Tentativi disperati a parte di sensibilizzare i big dell’imprenditoria nazionale a rilevare il Cosenza Calcio (ieri un fan esasperato ha scritto alla Segafredo, ndr), resta un dato incontrovertibile: la massa che si muove quando i Lupi giocano in trasferta. Da penultimi in classifica i numeri sono sbalorditivi e non c’è tifoseria dello Stivale che non lo riconosca. Perfino i leoni da tastiera si sono dovuti arrendere all’evidenza: la macchia rossoblù fa sempre la sua porca figura nei settori ospiti.
L’invettiva mossa agli sportivi silani era che il grosso del rifornimento numerico arrivasse dai fuori sede del nord. La risposta è arrivata a Bari, con 1100 anime a tifare anche oltre il 90’ al San Nicola. Quello che Guarascio ha terribilmente sottovalutato, salvo cercare adesso di salvare capra e cavoli, è il fenomeno sociale che si è innescato nella magica notte di Pescara nel 2018.

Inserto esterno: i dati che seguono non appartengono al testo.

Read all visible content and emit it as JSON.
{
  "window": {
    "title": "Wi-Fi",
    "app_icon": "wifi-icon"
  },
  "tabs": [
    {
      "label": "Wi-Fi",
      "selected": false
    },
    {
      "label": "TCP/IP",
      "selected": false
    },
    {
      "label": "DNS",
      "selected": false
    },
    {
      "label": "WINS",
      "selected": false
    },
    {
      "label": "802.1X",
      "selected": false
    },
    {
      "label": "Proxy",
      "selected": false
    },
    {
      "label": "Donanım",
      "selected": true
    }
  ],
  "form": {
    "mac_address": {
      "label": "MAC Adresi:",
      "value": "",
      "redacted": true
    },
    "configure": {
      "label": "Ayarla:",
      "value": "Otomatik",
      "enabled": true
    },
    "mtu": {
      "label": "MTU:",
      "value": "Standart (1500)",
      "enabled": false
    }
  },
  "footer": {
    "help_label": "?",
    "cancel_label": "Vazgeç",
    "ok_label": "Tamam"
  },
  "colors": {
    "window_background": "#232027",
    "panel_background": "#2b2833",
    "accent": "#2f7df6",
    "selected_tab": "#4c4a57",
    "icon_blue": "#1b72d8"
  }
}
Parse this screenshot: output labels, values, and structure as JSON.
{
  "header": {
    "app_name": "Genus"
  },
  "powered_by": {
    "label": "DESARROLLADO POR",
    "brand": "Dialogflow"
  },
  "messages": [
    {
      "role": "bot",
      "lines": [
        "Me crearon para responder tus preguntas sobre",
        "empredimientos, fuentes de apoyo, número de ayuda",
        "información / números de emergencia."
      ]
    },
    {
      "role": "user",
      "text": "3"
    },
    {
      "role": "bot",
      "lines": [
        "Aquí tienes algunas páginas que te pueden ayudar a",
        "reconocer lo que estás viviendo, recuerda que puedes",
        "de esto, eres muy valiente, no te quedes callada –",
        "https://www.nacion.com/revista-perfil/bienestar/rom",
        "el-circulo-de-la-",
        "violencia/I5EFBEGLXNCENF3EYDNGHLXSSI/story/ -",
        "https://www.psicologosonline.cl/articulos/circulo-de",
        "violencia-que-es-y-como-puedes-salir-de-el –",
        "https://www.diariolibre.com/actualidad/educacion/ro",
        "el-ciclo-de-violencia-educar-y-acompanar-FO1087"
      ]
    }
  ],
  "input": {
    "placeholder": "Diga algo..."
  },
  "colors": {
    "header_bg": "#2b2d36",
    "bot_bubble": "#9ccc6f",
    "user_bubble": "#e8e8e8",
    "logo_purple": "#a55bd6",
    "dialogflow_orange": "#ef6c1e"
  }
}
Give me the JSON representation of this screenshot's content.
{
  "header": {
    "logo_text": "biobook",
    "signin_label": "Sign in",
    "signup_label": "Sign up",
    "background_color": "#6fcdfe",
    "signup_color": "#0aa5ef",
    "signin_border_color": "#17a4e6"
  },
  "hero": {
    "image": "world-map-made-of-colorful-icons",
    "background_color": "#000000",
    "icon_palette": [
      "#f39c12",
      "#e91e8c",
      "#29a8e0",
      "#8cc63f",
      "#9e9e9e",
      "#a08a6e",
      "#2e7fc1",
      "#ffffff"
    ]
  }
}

Quando nel 2003 il Cosenza salutò la Serie B, una fetta di ultrà e di semplici supporter emigrati per ragioni di studio e lavoro al nord fu tagliata fuori. Impossibile seguire dal vivo la squadra a Giarre, Martina Franca, Pomigliano o Noicattaro. Tre lustri dopo, i trentenni di allora sono tornati non solo a non perdersi un match esterno dei Lupi, ma ad alzare i decibel del tifo domenica dopo domenica. Questa è la vera forza in trasferta. Avere un gruppo compatto ed omogeneo pronto a perdere la voce. Basti guardare le foto dei cosentini al seguito e paragonarle con quelle degli altri aficionados della Serie B. Si noterà un particolare: quando Florenzi e compagni giocano, non c’è nessuno seduto in disparte a guardare la partita. Tutti sono parte attiva dello spettacolo. Ma Guarascio questo chissà quando lo capirà.